Regardless, there is no question that in the past few years church leaders are emphasizing far more that Catholicism accepts people who are gay — it’s the sexual relationships or marriage that is the problem. Francis’s famous “Who am I to judge?” comment was said after a question about gay priests.
Last spring, a Jesuit — Francis’s community — wrote about being gay in a blog post believed to be the first time a Jesuit has come out with the explicit permission of his superiors. Damian Torres-Botello denied requests to be interviewed for this article.
In some communities, particularly the Jesuits, gay priests can be out — to a point, the priests interviewed said. Others say Benedict’s words created a lasting chill for gay men and that conditions are much harsher today.
“If there is a seminarian who is gay, my recommendation would be: Don’t tell anybody,” Hall said.
Monsignor Stephen Rossetti, a D.C. priest-psychologist who helps seminaries create materials about sexual health, said there is a hesitancy today to admit people who are gay and that the percentage of gay priests has dropped. All other priests interviewed disagreed.
“They’re more conservative, but no less gay,” said the Pennsylvania priest of the incoming, younger generation of clergy.

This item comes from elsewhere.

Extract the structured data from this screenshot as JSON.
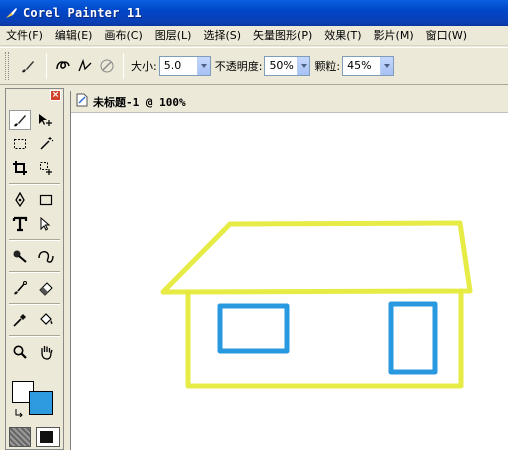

The Chicago priest doesn’t disregard the church’s teaching on sexuality, but he tries to emphasize the church’s teaching that sexuality is an expression of the divine and encourages people topray and discern their own place. His place, he says, is that of a man who didn’t understand he was gay when he entered the priesthood and now views his sexuality as a gift to his ministry.
“There’s a level of witnessing here that’s important for me to do. The Christian faith has a lot to say about the underdog, about the marginalized or the leper, the blind, the lame, the ostracized woman prostitute, widow, the little one,” he said.
“I’d like to be one of those priests, who, with great respect for the church’s teaching, can say: I’m a human being. I’m a son — one of six — I’m gay and I’m a priest, period.”
Prayer has led him to believe this article is part of that witness. He has decided he wants to be known: His name is Michael Shanahan.